Many events are hosted in Monaco every year, most notably the Formula 1 Grand Prix takes place at the end of may, and is one of the most exciting given that the cars compete in the city itself. Other events include the tennis Monte Carlo masters, Monte Carlo Rally, the International Auto Show, and the European Poker Tour.
Most notable attractions to see in Monaco are the Oceanographic Museum and
Aquarium, the Prince’s Palace, Napoleon Museum, and the Monaco Cathedral (in Monaco-Ville), the Casino and the Opéra de Monte-Carlo (Salle Garnier) that recalls the Parisian opera, the Grimaldi Forum (which hosts annual art exhibits), and the Japanese gardens in front.
On the other side of the Monaco you can find the area of Fontvieille, where there is also a smaller port with many nice bars and restaurants, such as the Beef Bar, and the One Apple. Here you find a Heliport close to which there is the Circus, close by is also the Stade Louis II, the Zoo, and the Monaco Top Cars Collection museum.
The Larvotto beach in Monaco might not seem so glamorous given its pebbled beach and number of people that fill it in summer months, along the beach you’ll find private beach clubs where you can rent a chair and a parasol, such as La Note Blue (nothing to do with Blue Note but they do organize music events), Miami Plage, and La Rose des Vents.
Shopping is very expensive here, since you’ll find all of the greatest luxury fashion brands. For some “cheaper” shopping you can visit the Métropole gallery or Fontvieille.

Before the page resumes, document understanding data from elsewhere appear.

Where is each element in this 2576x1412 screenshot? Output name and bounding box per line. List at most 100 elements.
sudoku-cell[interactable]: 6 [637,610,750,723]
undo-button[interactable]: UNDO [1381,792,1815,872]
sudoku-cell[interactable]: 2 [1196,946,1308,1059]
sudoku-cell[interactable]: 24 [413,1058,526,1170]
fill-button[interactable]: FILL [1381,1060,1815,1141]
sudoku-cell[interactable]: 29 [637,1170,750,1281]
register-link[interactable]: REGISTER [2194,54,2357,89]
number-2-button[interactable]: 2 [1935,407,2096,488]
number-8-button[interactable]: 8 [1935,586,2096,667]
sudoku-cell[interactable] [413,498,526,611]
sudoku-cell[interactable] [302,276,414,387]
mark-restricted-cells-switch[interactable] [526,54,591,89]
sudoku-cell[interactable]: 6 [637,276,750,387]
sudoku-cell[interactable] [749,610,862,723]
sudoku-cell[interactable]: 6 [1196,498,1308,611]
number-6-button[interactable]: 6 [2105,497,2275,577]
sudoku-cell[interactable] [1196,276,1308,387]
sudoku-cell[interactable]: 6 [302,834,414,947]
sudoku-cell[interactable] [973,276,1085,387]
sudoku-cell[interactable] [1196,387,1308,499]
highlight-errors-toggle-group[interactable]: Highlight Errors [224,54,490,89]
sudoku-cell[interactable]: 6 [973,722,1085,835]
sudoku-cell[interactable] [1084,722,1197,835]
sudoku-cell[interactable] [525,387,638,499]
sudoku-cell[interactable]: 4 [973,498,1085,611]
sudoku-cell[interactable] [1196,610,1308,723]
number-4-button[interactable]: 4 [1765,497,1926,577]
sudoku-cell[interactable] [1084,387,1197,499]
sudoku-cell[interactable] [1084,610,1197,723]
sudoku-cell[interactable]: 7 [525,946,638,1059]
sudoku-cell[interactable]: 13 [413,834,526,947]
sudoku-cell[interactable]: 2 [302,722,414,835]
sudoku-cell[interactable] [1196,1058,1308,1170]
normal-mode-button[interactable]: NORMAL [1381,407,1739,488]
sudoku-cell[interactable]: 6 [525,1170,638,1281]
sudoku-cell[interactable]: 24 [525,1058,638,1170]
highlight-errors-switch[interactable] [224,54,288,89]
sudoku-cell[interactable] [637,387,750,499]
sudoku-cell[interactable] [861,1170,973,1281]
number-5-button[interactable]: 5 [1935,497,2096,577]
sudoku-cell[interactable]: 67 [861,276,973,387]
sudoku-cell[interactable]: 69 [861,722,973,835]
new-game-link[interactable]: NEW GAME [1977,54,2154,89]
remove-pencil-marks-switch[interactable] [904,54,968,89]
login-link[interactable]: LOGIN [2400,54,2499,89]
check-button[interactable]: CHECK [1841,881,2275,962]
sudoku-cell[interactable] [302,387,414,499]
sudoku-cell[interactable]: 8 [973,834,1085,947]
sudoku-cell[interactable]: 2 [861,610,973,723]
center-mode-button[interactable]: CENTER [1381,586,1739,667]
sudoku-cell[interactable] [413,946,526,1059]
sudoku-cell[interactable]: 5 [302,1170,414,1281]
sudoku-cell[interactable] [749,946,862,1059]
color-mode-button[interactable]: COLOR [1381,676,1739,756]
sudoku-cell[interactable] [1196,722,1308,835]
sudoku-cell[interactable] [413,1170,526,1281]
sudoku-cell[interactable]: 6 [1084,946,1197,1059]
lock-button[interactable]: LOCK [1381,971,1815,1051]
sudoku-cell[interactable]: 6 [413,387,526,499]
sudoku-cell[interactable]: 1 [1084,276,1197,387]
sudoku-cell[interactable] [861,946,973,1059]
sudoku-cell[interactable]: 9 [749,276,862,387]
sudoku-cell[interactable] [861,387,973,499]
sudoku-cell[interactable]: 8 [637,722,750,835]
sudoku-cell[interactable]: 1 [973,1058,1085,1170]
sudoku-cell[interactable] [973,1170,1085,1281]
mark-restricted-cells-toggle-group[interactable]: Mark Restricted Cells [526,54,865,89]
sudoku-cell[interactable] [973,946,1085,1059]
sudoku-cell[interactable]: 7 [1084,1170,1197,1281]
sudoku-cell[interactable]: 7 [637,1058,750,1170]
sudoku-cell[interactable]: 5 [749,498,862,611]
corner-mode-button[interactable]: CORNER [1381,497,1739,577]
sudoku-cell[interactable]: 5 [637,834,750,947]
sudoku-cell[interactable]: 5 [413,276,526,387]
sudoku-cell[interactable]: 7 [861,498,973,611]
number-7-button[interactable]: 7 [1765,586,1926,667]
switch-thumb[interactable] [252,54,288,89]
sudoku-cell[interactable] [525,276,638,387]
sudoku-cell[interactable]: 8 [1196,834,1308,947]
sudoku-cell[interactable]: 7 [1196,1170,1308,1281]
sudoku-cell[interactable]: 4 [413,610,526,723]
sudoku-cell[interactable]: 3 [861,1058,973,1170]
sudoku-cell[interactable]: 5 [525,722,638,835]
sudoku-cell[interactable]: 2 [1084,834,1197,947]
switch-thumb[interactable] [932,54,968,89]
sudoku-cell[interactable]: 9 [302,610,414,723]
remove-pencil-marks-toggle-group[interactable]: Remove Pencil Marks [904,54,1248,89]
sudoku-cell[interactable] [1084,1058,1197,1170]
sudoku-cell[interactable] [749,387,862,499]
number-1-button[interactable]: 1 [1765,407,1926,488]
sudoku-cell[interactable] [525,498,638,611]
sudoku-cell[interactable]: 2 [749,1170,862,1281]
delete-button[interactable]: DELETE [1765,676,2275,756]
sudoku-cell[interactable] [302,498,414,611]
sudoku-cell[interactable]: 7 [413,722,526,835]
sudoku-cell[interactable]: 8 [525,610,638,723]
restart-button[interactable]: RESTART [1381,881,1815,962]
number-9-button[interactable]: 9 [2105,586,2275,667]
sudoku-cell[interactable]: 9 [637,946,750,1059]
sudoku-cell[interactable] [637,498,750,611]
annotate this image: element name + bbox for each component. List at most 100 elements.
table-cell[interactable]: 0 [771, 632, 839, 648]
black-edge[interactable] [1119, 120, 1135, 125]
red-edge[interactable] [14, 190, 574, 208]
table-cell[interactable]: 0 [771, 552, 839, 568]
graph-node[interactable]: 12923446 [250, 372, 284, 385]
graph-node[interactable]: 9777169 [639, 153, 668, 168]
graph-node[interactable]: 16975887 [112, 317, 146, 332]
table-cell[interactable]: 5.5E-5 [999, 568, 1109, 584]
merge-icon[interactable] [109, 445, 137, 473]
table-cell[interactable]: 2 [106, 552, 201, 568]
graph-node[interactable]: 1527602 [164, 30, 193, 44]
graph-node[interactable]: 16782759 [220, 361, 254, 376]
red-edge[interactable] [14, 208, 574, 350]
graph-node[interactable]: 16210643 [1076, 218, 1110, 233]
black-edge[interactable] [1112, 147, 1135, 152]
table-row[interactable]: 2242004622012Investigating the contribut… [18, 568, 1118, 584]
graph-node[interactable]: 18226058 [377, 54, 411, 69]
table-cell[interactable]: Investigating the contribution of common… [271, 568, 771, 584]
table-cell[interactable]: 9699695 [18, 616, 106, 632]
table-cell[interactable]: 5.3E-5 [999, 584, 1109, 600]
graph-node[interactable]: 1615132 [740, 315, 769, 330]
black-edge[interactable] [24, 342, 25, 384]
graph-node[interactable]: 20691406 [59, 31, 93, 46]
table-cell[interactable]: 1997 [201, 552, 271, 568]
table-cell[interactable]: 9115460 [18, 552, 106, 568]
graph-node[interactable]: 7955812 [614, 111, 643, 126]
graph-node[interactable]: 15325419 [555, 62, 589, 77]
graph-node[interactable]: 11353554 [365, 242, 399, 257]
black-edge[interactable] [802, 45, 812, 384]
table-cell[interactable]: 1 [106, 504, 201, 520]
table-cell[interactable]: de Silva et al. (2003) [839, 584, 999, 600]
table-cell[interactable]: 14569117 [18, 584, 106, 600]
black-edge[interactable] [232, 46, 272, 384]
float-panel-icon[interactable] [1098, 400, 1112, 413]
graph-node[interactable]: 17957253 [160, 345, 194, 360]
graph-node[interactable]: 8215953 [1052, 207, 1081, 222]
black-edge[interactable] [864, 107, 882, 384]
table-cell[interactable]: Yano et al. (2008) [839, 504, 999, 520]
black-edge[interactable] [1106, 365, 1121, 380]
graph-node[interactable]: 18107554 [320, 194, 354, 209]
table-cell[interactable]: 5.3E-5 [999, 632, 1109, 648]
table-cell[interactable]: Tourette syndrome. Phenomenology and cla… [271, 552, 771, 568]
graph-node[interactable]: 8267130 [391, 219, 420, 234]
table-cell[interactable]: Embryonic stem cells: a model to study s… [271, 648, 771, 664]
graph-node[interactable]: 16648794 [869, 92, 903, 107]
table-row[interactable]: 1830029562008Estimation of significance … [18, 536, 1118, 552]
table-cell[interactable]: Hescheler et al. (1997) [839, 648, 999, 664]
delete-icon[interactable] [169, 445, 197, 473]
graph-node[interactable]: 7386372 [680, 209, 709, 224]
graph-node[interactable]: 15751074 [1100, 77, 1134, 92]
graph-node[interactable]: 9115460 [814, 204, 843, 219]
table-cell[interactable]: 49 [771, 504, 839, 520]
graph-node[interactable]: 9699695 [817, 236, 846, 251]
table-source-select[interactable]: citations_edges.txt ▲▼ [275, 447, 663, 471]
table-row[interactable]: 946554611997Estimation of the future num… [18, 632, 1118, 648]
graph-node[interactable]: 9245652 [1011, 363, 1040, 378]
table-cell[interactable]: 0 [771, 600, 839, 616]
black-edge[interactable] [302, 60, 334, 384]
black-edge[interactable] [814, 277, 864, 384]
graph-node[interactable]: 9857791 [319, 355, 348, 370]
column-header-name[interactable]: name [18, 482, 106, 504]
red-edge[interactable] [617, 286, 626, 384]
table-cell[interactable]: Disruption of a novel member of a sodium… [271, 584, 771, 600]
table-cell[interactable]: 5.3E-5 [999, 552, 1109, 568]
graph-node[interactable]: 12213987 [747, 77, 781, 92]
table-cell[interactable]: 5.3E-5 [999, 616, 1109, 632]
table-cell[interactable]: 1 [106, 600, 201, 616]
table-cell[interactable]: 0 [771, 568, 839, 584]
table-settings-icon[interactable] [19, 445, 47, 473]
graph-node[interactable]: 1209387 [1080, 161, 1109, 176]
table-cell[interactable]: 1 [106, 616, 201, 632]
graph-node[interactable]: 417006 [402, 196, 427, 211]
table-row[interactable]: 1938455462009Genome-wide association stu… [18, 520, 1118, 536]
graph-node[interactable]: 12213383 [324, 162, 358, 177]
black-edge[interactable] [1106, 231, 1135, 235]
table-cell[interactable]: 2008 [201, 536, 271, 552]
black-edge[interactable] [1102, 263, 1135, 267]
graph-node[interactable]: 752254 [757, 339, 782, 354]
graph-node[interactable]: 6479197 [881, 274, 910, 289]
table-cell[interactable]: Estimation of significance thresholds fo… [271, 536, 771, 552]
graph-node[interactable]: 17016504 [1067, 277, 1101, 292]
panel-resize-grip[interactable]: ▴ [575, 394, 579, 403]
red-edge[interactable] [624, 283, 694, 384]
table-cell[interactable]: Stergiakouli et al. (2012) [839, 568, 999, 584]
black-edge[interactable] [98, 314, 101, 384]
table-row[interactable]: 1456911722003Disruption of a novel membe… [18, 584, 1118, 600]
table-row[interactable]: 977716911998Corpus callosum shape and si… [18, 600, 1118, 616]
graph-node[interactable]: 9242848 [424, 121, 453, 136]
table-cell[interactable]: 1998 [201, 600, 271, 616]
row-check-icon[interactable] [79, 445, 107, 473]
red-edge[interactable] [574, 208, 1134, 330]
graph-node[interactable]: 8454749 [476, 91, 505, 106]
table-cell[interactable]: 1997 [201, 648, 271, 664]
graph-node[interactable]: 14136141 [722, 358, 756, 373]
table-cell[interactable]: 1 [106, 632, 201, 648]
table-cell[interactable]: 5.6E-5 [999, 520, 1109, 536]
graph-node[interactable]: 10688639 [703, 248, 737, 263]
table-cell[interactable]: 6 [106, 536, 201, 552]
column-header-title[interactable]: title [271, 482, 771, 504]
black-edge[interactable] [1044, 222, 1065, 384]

The best bars in Monaco are located along the main port, where you have places like La Rascasse and La Brasserie (these are the places for younger people, which are also cheaper!), or close to the Casino where you have the Buddha Bar (cocktails are usually around 17€ but they are excellent), or Nikki Beach on top of the Fairmont Hotel, also X (briatore) is located in a very nice spot on the sea. Sass is a bar where they also organize music and dancing, and also Zelos (in the Grimaldi Forum), but the most famous disco in Monaco is certainly Jimmy’z.
There are many nice restaurants in Monaco such as Bouchon (french food), Maya Bay (thai and japanese food), Joel Robuchon (inside the Hotel Métropole), Buddha Bar (for sushi), Nobù (japanese, inside the Fairmont hotel), Mozzà (italian food), and Cipriani.